NVlabs / NVBit

224 stars 21 forks source link

Segmentation Faults due to accessing deallocated structures in Nvbit #89

Open hanhwi opened 2 years ago

hanhwi commented 2 years ago

Nvbit 1.5.5 (under Nvidia driver 510.47.03 and CUDA 11.3) generates segmentation faults in Nvbit::module_unloading function occasionally. Nvbit()::~Nvbit() destructor is the cause of the fault.

The followings are the steps I verified the problem.

I tested AccelSim's tracer_tool and several tools on bfs and b+-tree of rodinia-3.1 benchmark (https://github.com/accel-sim/gpu-app-collection) and got the following segmentation faults.

Thread 1 "bfs-rodinia-3.1" hit Breakpoint 1, 0x00007f93503e8ec0 in Nvbit::module_unloading(CUctx_st*, CUmod_st*) () from /work/tracer_nvbit/tracer_tool/tracer_tool.so
$17 = 13
$18 = 0
$19 = 0x557606f26700
"v=>"$20 = 0x230
$21 = 0x0
$22 = 0x0
$23 = 0x0
$24 = 0x0
$25 = 0x0
$26 = 0x0
$27 = 0x0
$28 = 0x0
$29 = 0x0
$30 = 0x0
$31 = 0x0
$32 = 0x0

Thread 1 "bfs-rodinia-3.1" received signal SIGSEGV, Segmentation fault.
0x00007f93503e8f60 in Nvbit::module_unloading(CUctx_st*, CUmod_st*) () from /work/tracer_nvbit/tracer_tool/tracer_tool.so
A debugging session is active.

The segmentation fault happened while accessing the internal hash-like structure, which uses CUmod_st* as a key according to disassembled instructions.
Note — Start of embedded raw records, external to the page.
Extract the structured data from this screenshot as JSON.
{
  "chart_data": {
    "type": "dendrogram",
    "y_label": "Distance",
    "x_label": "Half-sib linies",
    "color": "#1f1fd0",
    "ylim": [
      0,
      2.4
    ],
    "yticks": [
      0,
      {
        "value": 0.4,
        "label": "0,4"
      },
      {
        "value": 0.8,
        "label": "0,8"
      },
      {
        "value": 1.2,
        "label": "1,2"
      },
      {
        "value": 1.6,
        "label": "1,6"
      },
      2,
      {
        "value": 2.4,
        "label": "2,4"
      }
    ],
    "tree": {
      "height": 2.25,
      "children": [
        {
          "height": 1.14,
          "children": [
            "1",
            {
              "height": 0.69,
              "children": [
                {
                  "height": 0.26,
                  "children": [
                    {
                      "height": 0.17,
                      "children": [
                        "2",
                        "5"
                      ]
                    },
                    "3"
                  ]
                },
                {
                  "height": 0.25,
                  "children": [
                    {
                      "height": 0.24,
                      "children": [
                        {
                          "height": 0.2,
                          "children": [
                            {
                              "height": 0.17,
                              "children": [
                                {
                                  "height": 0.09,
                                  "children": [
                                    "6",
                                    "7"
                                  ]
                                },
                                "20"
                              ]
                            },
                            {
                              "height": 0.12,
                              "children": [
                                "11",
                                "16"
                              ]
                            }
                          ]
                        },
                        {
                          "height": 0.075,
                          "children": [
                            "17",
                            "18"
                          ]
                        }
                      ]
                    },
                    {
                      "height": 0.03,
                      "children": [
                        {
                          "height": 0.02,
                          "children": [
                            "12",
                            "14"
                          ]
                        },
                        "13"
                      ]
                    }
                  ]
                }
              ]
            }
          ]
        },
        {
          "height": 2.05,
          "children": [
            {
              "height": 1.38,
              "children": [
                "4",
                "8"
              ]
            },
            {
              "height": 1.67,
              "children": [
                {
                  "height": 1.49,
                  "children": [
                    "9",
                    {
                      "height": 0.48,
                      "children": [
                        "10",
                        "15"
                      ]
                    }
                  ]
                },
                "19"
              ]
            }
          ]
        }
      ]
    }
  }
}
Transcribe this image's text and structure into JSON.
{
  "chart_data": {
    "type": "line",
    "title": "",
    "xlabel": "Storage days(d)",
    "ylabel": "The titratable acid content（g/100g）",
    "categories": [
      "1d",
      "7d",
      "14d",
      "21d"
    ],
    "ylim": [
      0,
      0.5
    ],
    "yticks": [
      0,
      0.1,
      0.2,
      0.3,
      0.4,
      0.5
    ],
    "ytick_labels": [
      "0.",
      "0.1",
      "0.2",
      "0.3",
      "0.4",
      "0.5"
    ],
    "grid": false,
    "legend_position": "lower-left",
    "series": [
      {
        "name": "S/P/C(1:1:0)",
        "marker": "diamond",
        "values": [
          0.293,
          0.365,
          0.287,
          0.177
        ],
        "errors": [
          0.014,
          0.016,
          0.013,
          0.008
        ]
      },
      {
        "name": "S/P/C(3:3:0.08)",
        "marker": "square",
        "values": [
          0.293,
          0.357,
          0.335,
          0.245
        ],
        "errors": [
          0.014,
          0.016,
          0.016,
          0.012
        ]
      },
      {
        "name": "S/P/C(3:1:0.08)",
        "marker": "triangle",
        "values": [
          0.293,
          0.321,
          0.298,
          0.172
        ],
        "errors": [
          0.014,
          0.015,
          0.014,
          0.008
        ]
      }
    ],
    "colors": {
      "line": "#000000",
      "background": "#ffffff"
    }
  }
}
I printed the values in the structure with GDB, prefixed with $19-$32. The entry below $19 shows the value $19 entry contains, which causes the segmentation fault (accessing 0x230). You can see that the structure has been corrupted.

To dig into the cause, I tested it with valgrind memcheck. For simplicity, I used instr_count tool example. This is the result tailored for clarity.

==55509== Invalid read of size 8
==55509==    at 0x6AE4721: Nvbit::module_unloading(CUctx_st*, CUmod_st*) 
==55509==    by 0x6AECA23: nvbitToolsCallbackFunc(void*, CUtools_cb_domain_enum, unsigned int, void const*) 
...
==55509==  Address 0x9021da0 is 48 bytes inside a block of size 104 free'd
==55509==    at 0x483CFBF: operator delete(void*) 
==55509==    by 0x6ADFE4D: Nvbit::~Nvbit() 
==55509==    by 0x4B498D6: __run_exit_handlers (exit.c:108)
==55509==    by 0x4B49A8F: exit (exit.c:139)
==55509==    by 0x4B270B9: (below main) (libc-start.c:342)
==55509==  Block was alloc'd at
==55509==    at 0x483BE63: operator new(unsigned long) (in /usr/lib/x86_64-linux-gnu/valgrind/vgpreload_memcheck-amd64-linux.so)
==55509==    by 0x6AE32CE: Nvbit::create_ctx(CUctx_st*) (in /work/tracer_nvbit/nvbit_release/tools/instr_count/instr_count.so)
==55509==    by 0x6AECA57: nvbitToolsCallbackFunc(void*, CUtools_cb_domain_enum, unsigned int, void const*) (in /work/tracer_nvbit/nvbit_release/tools/instr_count/instr_count.so)
....

You can verify that Nvbit destructor was called before module_unloading function which depended on Nvbit class. I have no clue why Nvbit class has been destructed before unloading modules and whether this problem is specific to Nvbit 1.5.5.

ovilla commented 2 years ago

Sorry for missing this earlier, thanks for reporting... we will try to reproduce.